We list some of the knots and questions around which we would like to structure a polyphonic discussion and dialogue:

  • If we observe forms of platform work such as those of the new metropolitan logistics (Amazon, home delivery platforms), we are faced with extremely varied interpretations: for example, there are those who claim that we are witnessing a return to 19th century forms of work (piecework, use of one’s own means of work, etc.)..); there are those who speak instead of neo-taylorism or of a new factory-system of services; those who finally believe that this is the latest development of the neoliberal process of building a labour force as self-entrepreneurship. What perspectives should be adopted for an understanding of the new frontiers of work?
  • In the analysis of 4.0 the Marxian categories of formal subsumption or real subsumption are frequently mobilized, in an alternative way, while there are those who focus on the dynamics of a new original accumulation and those who propose a new threshold, that of total subsumption. In the overlapping and integration between these figures, how can we use them today? How do we place the processes of resistance and organization of the workforce with respect to these processes?

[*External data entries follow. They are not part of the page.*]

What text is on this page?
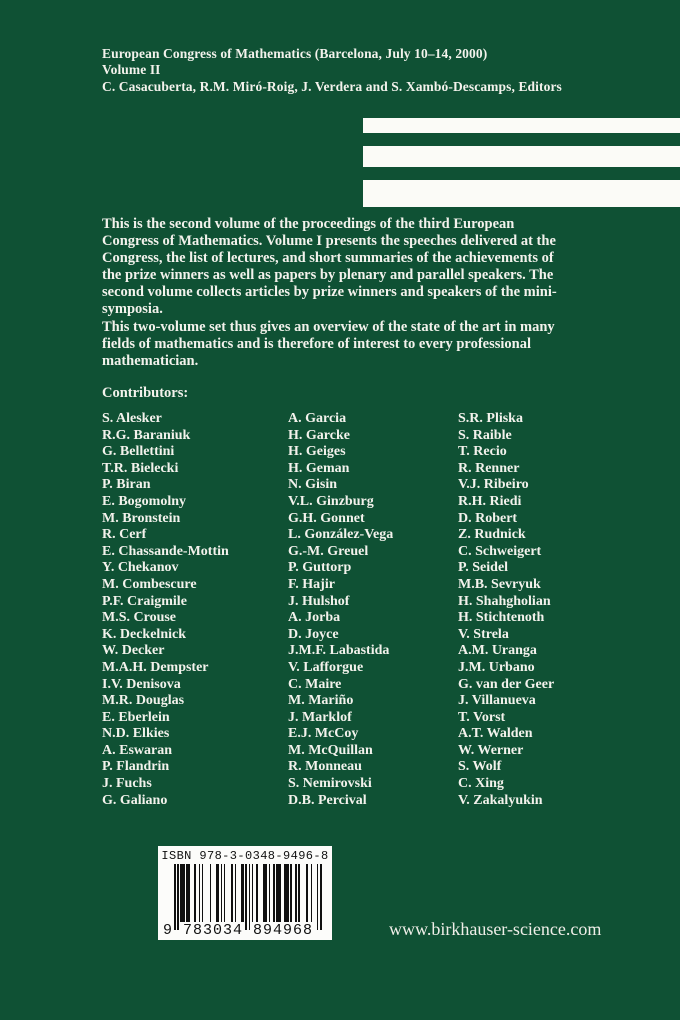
European Congress of Mathematics (Barcelona, July 10–14, 2000)
Volume II
C. Casacuberta, R.M. Miró-Roig, J. Verdera and S. Xambó-Descamps, Editors

This is the second volume of the proceedings of the third European Congress of Mathematics. Volume I presents the speeches delivered at the Congress, the list of lectures, and short summaries of the achievements of the prize winners as well as papers by plenary and parallel speakers. The second volume collects articles by prize winners and speakers of the mini-symposia.

This two-volume set thus gives an overview of the state of the art in many fields of mathematics and is therefore of interest to every professional mathematician.

Contributors:
S. Alesker
R.G. Baraniuk
G. Bellettini
T.R. Bielecki
P. Biran
E. Bogomolny
M. Bronstein
R. Cerf
E. Chassande-Mottin
Y. Chekanov
M. Combescure
P.F. Craigmile
M.S. Crouse
K. Deckelnick
W. Decker
M.A.H. Dempster
I.V. Denisova
M.R. Douglas
E. Eberlein
N.D. Elkies
A. Eswaran
P. Flandrin
J. Fuchs
G. Galiano
A. Garcia
H. Garcke
H. Geiges
H. Geman
N. Gisin
V.L. Ginzburg
G.H. Gonnet
L. González-Vega
G.-M. Greuel
P. Guttorp
F. Hajir
J. Hulshof
A. Jorba
D. Joyce
J.M.F. Labastida
V. Lafforgue
C. Maire
M. Mariño
J. Marklof
E.J. McCoy
M. McQuillan
R. Monneau
S. Nemirovski
D.B. Percival
S.R. Pliska
S. Raible
T. Recio
R. Renner
V.J. Ribeiro
R.H. Riedi
D. Robert
Z. Rudnick
C. Schweigert
P. Seidel
M.B. Sevryuk
H. Shahgholian
H. Stichtenoth
V. Strela
A.M. Uranga
J.M. Urbano
G. van der Geer
J. Villanueva
T. Vorst
A.T. Walden
W. Werner
S. Wolf
C. Xing
V. Zakalyukin
ISBN 978-3-0348-9496-8
9 783034 894968	www.birkhauser-science.com
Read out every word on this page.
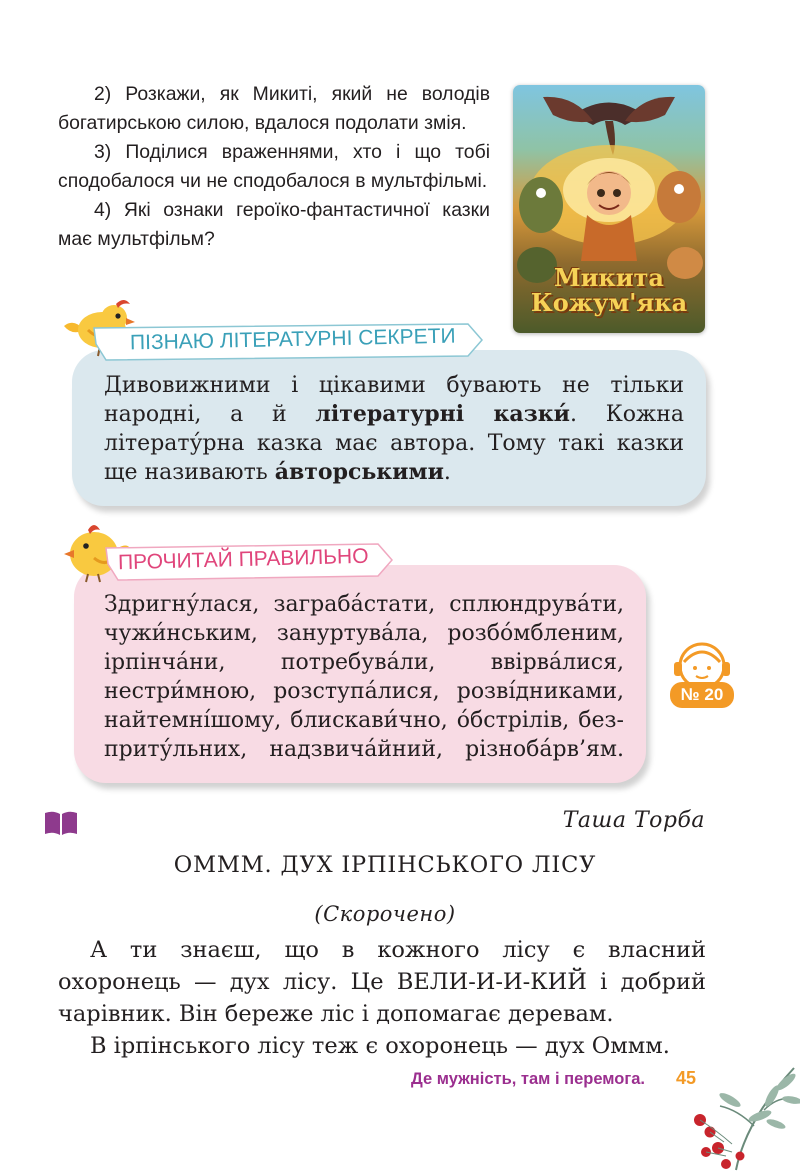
2) Розкажи, як Микиті, який не володів богатирською силою, вдалося подолати змія.

3) Поділися враженнями, хто і що тобі сподобалося чи не сподобалося в мультфільмі.

4) Які ознаки героїко-фантастичної казки має мультфільм?

Микита
Кожум'яка
ПІЗНАЮ ЛІТЕРАТУРНІ СЕКРЕТИ

Дивовижними і цікавими бувають не тільки народні, а й літературні казки́. Кожна літерату́рна казка має автора. Тому такі казки ще називають а́вторськими.

ПРОЧИТАЙ ПРАВИЛЬНО
Здригну́лася, заграба́стати, сплюндрува́ти,
чужи́нським, зануртува́ла, розбо́мбленим,
ірпінча́ни, потребува́ли, ввірва́лися,
нестри́мною, розступа́лися, розві́дниками,
найтемні́шому, блискави́чно, о́бстрілів, без-
приту́льних, надзвича́йний, різноба́рв’ям.
№ 20
Таша Торба
ОММM. ДУХ ІРПІНСЬКОГО ЛІСУ
(Скорочено)

А ти знаєш, що в кожного лісу є власний охоронець — дух лісу. Це ВЕЛИ-И-И-КИЙ і добрий чарівник. Він береже ліс і допомагає деревам.

В ірпінського лісу теж є охоронець — дух Оммм.

Де мужність, там і перемога. 45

  • What is the relationship between platforms, hi-tech industries and living labour? Are we faced with purely extractive devices of value in front of a social cooperation with a strong tension to autonomy? Or do platforms organize and regulate the workforce in an exogenous way? Is the 4.0 transition to be read mainly as the integrated action of a series of devices acting “from above” in the era of sprawling precariousness and endless crisis, or is the 4.0 “sucking” dynamics of endogenous cooperation to metropolises and class reproduction? Which interpretative models are most effective from an analytical and political point of view?
  • What new forms of class hierarchy and s-composition are emerging in 4.0? How are the diagonals of gender, race and generation being redefined?
  • What forms of rejection of work are being produced in digitized and automated work? What are the forms of subsumption of them? Do digital platforms and infrastructures evolve by continuously absorbing “worker rejection” or do they come first logically?
  • Digitized work confronts us with a complex ecology in which human-machine-environment interaction is to be understood as a process without a predefined centre. In this scenario can we talk about the industrialization of the human and an increasingly machinic system? If we look at technology as a condensation of social power relations (thus containing both domination and forms of capturing cooperation), which scenarios open up in the labour/capital conflict with respect to fixed capital? Which potentials of liberation or domination open up in the become-cyborg and which lenses to adopt to read the human-machine-environment ecology today?